S’il était besoin de prouver que les grandes marques gardent un œil sur l’Afrique et sur ses marchés prometteurs, on signalerait aussi que la photographe Namsa Leuba (Galerie In camera), née en Suisse mais de mère guinéenne, a été choisie pour signer cette année la nouvelle campagne de Christian Lacroix…
Bien plus engagée puisqu’elle a longtemps travaillé sur la question de l’homosexualité féminine, la Sud-Africaine Zanele Muholi est elle aussi très présente cette année, puisque l’on retrouve ses œuvres chez Stevenson, mais aussi chez Yancey Richardson et dans la sélection du Centre Pompidou, The Pencil of culture.

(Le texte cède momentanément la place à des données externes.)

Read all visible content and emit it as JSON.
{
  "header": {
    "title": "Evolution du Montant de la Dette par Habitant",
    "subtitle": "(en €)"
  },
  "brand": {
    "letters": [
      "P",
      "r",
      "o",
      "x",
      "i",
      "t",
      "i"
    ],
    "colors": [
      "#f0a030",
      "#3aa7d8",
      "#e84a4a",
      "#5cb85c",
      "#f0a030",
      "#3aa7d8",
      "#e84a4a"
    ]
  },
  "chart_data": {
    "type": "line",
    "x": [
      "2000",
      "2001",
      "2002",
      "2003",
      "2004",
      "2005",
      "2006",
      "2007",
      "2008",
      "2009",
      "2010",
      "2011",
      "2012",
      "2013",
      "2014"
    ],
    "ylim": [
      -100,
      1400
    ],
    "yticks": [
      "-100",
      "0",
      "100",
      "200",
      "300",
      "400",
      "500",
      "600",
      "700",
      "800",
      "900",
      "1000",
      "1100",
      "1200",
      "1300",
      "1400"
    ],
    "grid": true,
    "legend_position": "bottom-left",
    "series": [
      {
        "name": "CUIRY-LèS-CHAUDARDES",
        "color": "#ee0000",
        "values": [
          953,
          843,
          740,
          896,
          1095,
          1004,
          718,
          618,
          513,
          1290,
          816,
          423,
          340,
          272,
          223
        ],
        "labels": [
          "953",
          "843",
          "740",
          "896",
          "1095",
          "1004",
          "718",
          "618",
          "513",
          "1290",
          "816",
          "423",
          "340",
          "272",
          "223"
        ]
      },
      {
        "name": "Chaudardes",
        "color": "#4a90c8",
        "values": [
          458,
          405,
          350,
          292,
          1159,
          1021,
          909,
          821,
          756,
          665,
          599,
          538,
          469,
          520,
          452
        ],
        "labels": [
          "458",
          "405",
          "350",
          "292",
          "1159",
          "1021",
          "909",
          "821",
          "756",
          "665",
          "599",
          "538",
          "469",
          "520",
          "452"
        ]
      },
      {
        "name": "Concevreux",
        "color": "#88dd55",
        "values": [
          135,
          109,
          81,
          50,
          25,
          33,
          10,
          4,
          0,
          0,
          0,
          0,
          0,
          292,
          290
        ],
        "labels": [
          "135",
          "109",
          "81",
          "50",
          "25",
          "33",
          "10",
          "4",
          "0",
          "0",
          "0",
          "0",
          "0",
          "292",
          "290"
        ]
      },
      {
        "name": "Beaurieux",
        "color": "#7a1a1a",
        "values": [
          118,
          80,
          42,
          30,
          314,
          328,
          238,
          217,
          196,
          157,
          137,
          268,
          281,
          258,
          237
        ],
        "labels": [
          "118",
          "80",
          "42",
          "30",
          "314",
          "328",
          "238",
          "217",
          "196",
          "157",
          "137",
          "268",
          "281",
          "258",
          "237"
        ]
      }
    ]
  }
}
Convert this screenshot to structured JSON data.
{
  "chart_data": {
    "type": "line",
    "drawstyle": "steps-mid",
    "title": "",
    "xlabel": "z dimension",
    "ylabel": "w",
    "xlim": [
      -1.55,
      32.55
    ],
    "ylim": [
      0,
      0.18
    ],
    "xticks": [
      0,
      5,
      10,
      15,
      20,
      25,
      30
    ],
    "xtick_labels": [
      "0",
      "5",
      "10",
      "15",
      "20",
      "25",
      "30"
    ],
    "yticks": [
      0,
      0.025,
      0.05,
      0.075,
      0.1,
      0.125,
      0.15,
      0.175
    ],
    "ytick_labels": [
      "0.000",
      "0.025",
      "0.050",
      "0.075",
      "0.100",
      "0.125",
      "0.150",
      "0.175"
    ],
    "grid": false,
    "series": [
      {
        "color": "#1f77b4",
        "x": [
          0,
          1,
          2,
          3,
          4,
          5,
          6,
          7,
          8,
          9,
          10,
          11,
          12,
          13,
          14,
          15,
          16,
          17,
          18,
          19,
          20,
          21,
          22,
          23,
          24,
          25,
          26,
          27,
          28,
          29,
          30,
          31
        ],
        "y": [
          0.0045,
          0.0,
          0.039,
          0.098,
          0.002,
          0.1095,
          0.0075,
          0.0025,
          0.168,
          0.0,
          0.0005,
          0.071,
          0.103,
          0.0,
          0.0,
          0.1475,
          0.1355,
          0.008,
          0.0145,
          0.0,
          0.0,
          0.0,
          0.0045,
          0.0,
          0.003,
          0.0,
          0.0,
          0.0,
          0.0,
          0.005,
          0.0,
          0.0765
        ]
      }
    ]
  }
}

Bien entendu, Paris photo, c’est aussi l’occasion de découvrir des travaux moins connus – ou carrément nouveau. Ainsi, No joke (Galerie Dittrich & Schlechtriem) offre une immersion dans le monde étrange du Sud-Africain d’adoption Roger Ballen, qui a travaillé pour l’occasion avec le Danois Asger Carlsen. Corps nus, poupées effrayantes, animaux bizarres, dessins naïfs et retouches numériques donnent naissance à une fantasmagorie saisissante – du genre de celles qui séduisent tant le groupe de musique sud-africain Die Antwoord. Moins « trash », mais prometteur, le travail de la jeune Emilie Regnier sur le motif « Léopard » porté un peu partout dans le monde – emblème visuel de Mobutu Sese Seko, symbole de pouvoir en Afrique mais très présent aussi dans la haute couture comme dans le prêt-à-porter européen.
Au-delà d’un parcours purement africain, il faut aussi prêter attention aux travaux de photographes non-africains qui portent sur le continent ou ses diasporas un regard d’où l’exotisme est exclu. C’est le cas du Brésilien Mario Cravo Neto qui s’intéresse à la religion du Candomble (Galerie Paci), de Denis Dailleux au Ghana (Camera Obscura), de l’Espagnole Christina de Middel avec ses Afronautes (Juana de Aizpuru), du Français Stéphane Couturier qui photographie en grands formats l’architecture d’Alger (Particulière / Foucher-Biousse), du Néerlandais Ruud Van Empel, auteur d’intense portraits afro (Jackson fine Art). Et bien entendu de nombreux artistes Africains-Américains comme Lyle Ashton Harris (Jablonka Maruani Mercier) ou Dawoud Bey (Stephen Daiter).
Foire commerciale destinée essentiellement aux collectionneurs et aux professionnels du marché, Paris Photo attire chaque année un large public, qui peut y prendre le pouls du monde. Et, surtout, partir à la recherche d’un trésor caché, d’une œuvre particulièrement émouvante, d’une photo qui s’imprimera à jamais sur la rétine. Si vous y allez, cherchez bien, il y a ici un portrait saisissant de la Sud-Africaine Eleanor Xiniwe réalisée en 1891, et là un autre de Chantelle Brown Young réalisé par Giovanni Gastel en 2015 qui méritent bien quelques minutes de contemplation.